What’s more, the search leads in a self-centered direction.  “I want to be happy” is entirely different from “I want to make life better for others,” Or “I want to serve my country.”  Or “I want to do a really good job.”  Trying to lead a happy life, psychologists have found, is associated with being a “taker” while seeking a meaningful life aligns with being a “giver.”   “Happiness without meaning characterizes a relatively shallow, self-absorbed or even selfish life,” they write, “in which things go well, needs and desire are easily satisfied, and difficult or taxing entanglements are avoided.”

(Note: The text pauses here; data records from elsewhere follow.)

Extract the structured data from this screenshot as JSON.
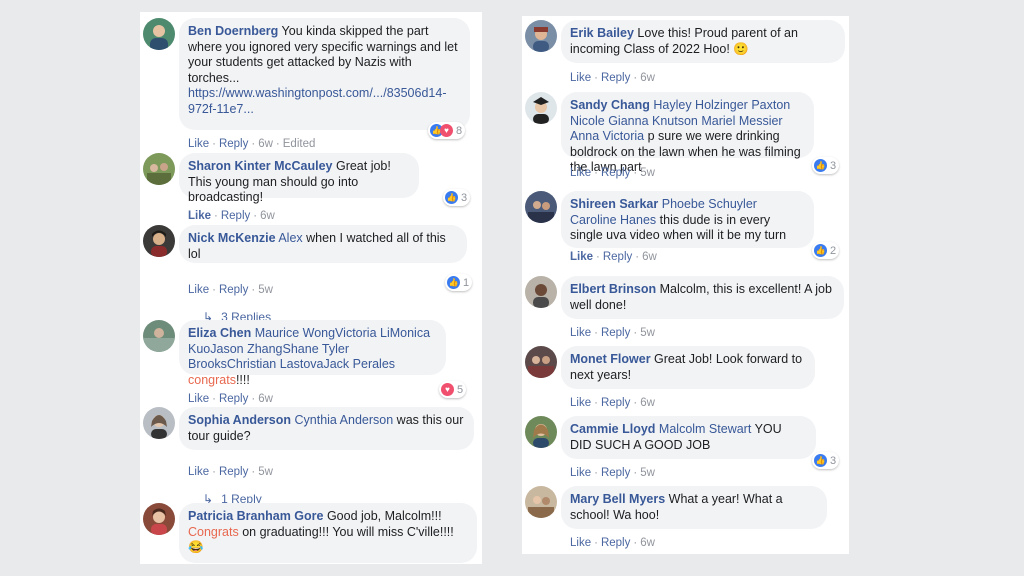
{
  "left": [
    {
      "author": "Ben Doernberg",
      "pre_text": "You kinda skipped the part where you ignored very specific warnings and let your students get attacked by Nazis with torches...",
      "link": "https://www.washingtonpost.com/.../83506d14-972f-11e7...",
      "actions": {
        "like": "Like",
        "reply": "Reply",
        "time": "6w",
        "edited": "Edited"
      },
      "reaction": "8"
    },
    {
      "author": "Sharon Kinter McCauley",
      "text": "Great job! This young man should go into broadcasting!",
      "actions": {
        "like": "Like",
        "reply": "Reply",
        "time": "6w"
      },
      "reaction": "3"
    },
    {
      "author": "Nick McKenzie",
      "tag": "Alex",
      "text": "when I watched all of this lol",
      "actions": {
        "like": "Like",
        "reply": "Reply",
        "time": "5w"
      },
      "reaction": "1",
      "replies": "3 Replies"
    },
    {
      "author": "Eliza Chen",
      "tag": "Maurice WongVictoria LiMonica KuoJason ZhangShane Tyler BrooksChristian LastovaJack Perales",
      "red": "congrats",
      "text": "!!!!",
      "actions": {
        "like": "Like",
        "reply": "Reply",
        "time": "6w"
      },
      "reaction": "5"
    },
    {
      "author": "Sophia Anderson",
      "tag": "Cynthia Anderson",
      "text": "was this our tour guide?",
      "actions": {
        "like": "Like",
        "reply": "Reply",
        "time": "5w"
      },
      "replies": "1 Reply"
    },
    {
      "author": "Patricia Branham Gore",
      "text": "Good job, Malcolm!!!",
      "red": "Congrats",
      "text2": "on graduating!!! You will miss C'ville!!!!",
      "emoji": "😂"
    }
  ],
  "right": [
    {
      "author": "Erik Bailey",
      "text": "Love this! Proud parent of an incoming Class of 2022 Hoo!",
      "emoji": "🙂",
      "actions": {
        "like": "Like",
        "reply": "Reply",
        "time": "6w"
      }
    },
    {
      "author": "Sandy Chang",
      "tag": "Hayley Holzinger Paxton Nicole Gianna Knutson Mariel Messier Anna Victoria",
      "text": "p sure we were drinking boldrock on the lawn when he was filming the lawn part",
      "actions": {
        "like": "Like",
        "reply": "Reply",
        "time": "5w"
      },
      "reaction": "3"
    },
    {
      "author": "Shireen Sarkar",
      "tag": "Phoebe Schuyler Caroline Hanes",
      "text": "this dude is in every single uva video when will it be my turn",
      "actions": {
        "like": "Like",
        "reply": "Reply",
        "time": "6w"
      },
      "reaction": "2"
    },
    {
      "author": "Elbert Brinson",
      "text": "Malcolm, this is excellent! A job well done!",
      "actions": {
        "like": "Like",
        "reply": "Reply",
        "time": "5w"
      }
    },
    {
      "author": "Monet Flower",
      "text": "Great Job! Look forward to next years!",
      "actions": {
        "like": "Like",
        "reply": "Reply",
        "time": "6w"
      }
    },
    {
      "author": "Cammie Lloyd",
      "tag": "Malcolm Stewart",
      "text": "YOU DID SUCH A GOOD JOB",
      "actions": {
        "like": "Like",
        "reply": "Reply",
        "time": "5w"
      },
      "reaction": "3"
    },
    {
      "author": "Mary Bell Myers",
      "text": "What a year! What a school! Wa hoo!",
      "actions": {
        "like": "Like",
        "reply": "Reply",
        "time": "6w"
      }
    }
  ],
  "icons": {
    "like": "thumbs-up-icon",
    "love": "heart-icon",
    "reply_arrow": "reply-arrow-icon"
  },
  "colors": {
    "link_blue": "#385898",
    "action_blue": "#4b67a1",
    "bubble_bg": "#f2f3f5",
    "like_blue": "#3a7cf0",
    "love_red": "#f0506e",
    "congrats_red": "#e8684f"
  }
}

When fully engaged, we lose ourselves.  We become totally absorbed in a task, in achieving goals, in teamwork.  Mihaly Csikszentmihali has written eloquently about “the psychology of optimal experience,” which he calls “flow.”  Athletes call the experience “being in the zone.”  A basketball player in the zone shoots the ball with complete commitment and certainty.  It will go in.  Artists, writers, tradesmen, and leaders at their best, regularly enter the zone.  It is most likely to occur when you are stretched and totally absorbed, totally concentrated on achieving a goal.  When you are in the zone, you are “fully immersed in a feeling of energized focus, full involvement, and enjoyment in the process of the activity.”  The feeling is almost ecstatic.

There is a parental mantra that has grown stronger over the last several decades: “I don’t care what my child does so long has s/he is happy.”  This has never been my mantra.  I used to say that I want my children to feel loved so that they were capable of loving others.  The focus is on the other.  I wanted them to believe that they can do what they put their mind to do so they can serve whatever purpose they find in life, and to serve with enough concentration that that their energy flows freely.  I believe that these two capabilities, love and confidence lead to fulfillment, which I treasure above happiness—and will lead often enough to happiness.  As the psychologist, Daniel Gilbert says, “happiness is a place to visit, not a place to live.”

Over the years, as I become engrossed in my journal writing, reaching a new understanding of some feeling or idea, I often enough grow calm, so calm it seems that I am giddy and I laugh aloud.  Then the feeling wanes and I let it go.  The visit to happiness has been a good one, and I am satisfied.